Thoughts on Leadership: Healthy, Wealthy, Wise and Minimize

By Gino Blefari

This week my travels found me first working from my Northern California office and next in San Diego for the HomeServices of America, Inc. CEO Leadership Conference. The conference brought together leaders from our HomeServices of America companies to discuss financial updates, ideas for growth, diversity and inclusion initiatives and more. We also reviewed company scorecards because when performance is measured performance improves; when performance is measured and reported back, the rate of improvement accelerates. The conference will wrap up tomorrow with Tom Ferry, top real estate coach and speaker and founder/CEO of Tom Ferry International, delivering a presentation on “leaning into change.”

And on the subject of change, with each new year, I review and revise my life plan. In fact, completing and editing a life plan is the subject of my upcoming University session at the 2020 Berkshire Hathaway HomeServices Sales Convention in Nashville. Each year, I give my plan a theme and this year the theme is healthy, wealthy, wise and minimize.

 When you’re running a company, it’s important to centralize your goal-accomplishment and execution efforts around a central theme. For example, our theme for the 2020 Sales Convention is LIVE IT. A simple but effective and powerful theme will keep everyone on track and on the same page.

I’m focused right now on the last word of my 2020 theme – minimize. The phrase may seem counterintuitive to growth but by minimizing or eliminating the unnecessary from your personal and professional life, you’re making room for only the essential components to thrive. It’s hard to discuss minimal living without mentioning Marie Kondo, whose KonMari method of organizing has taken the world by storm. In her best-selling book, “The Life-Changing Magic of Tidying Up,” Kondo explains her simple approach: When tidying up, critically ask yourself: “Does it spark joy?” If it does, it stays. If it doesn’t, you’ve found something that is excessive and in the way of a more calming, minimal life.

A March 2019 article published by the University of Pennsylvania’s Wharton School of Business dissected the KonMari method and applied it to the workplace. Decluttering doesn’t have to be a physical act like cleaning up your desk or office space, although that’s helpful. It can also be about decluttering your mind. Quoting KonMari consultant Amanda Jefferson, the Wharton piece explains: “Clearing out mental and physical clutter opens up enormous space and clarity … at its heart, KonMari is about … stopping to take stock of what’s truly essential to fulfilling your mission and then doing the hard work to eliminate all the other noise.”

As the saying goes, it’s the hard that makes us great, so don’t expect decluttering of your office desk or clearing your mind to be an easy endeavor. Wharton Executive Coach Erin Owen recommends a digital decluttering, too. This might include auditing the apps on your phone to delete those you don’t use, cleaning your inbox so it’s back to zero new emails or unsubscribing to newsletters you no longer read.

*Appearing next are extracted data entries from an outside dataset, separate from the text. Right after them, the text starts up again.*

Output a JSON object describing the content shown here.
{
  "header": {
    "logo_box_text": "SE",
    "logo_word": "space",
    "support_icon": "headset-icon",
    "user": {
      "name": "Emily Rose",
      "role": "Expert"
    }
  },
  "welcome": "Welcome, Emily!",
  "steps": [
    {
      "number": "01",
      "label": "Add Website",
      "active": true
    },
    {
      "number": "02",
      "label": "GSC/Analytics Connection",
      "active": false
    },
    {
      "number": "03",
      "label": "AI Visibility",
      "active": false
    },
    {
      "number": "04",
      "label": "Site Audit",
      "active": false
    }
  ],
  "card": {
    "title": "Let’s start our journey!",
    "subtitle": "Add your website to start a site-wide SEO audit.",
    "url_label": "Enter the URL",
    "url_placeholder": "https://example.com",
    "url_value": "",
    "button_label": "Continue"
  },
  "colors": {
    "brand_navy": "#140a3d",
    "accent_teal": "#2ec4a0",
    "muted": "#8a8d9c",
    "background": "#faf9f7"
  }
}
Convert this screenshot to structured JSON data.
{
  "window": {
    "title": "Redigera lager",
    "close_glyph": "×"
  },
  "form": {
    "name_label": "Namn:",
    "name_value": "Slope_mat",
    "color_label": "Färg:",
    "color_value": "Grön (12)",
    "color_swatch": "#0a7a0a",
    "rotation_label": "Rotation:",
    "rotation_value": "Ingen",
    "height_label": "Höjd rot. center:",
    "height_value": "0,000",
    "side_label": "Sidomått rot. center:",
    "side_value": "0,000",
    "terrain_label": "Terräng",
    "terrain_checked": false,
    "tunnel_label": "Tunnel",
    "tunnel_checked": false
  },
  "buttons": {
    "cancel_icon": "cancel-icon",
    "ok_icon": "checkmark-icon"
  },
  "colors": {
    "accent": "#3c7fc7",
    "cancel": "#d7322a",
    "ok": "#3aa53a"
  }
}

Owen also says leaders can utilize the “sparking joy” parameter to identify the best possible tasks for team members to execute on. Perhaps you have a brilliant sales professional who doesn’t enjoy writing proposals—this simply doesn’t spark joy—and another team member who enjoys putting together proposals but finds no joy in make the sale. Prioritizing tasks based on joy-sparking could make your team more efficient and minimize the non-joy-sparking elements of someone’s day.

So, what’s the message? For today’s post, it’s twofold: First, decide if you haven’t already on your overall theme for this year. Second, if you want to be part of my theme for 2020—healthy, wealthy, wise and minimize—then take these next few days to analyze those mental and physical messes in your life you can de-clutter and rearrange. Just by eliminating even one small thing, you might find greater happiness or spark joy not only for yourself but also for those around you.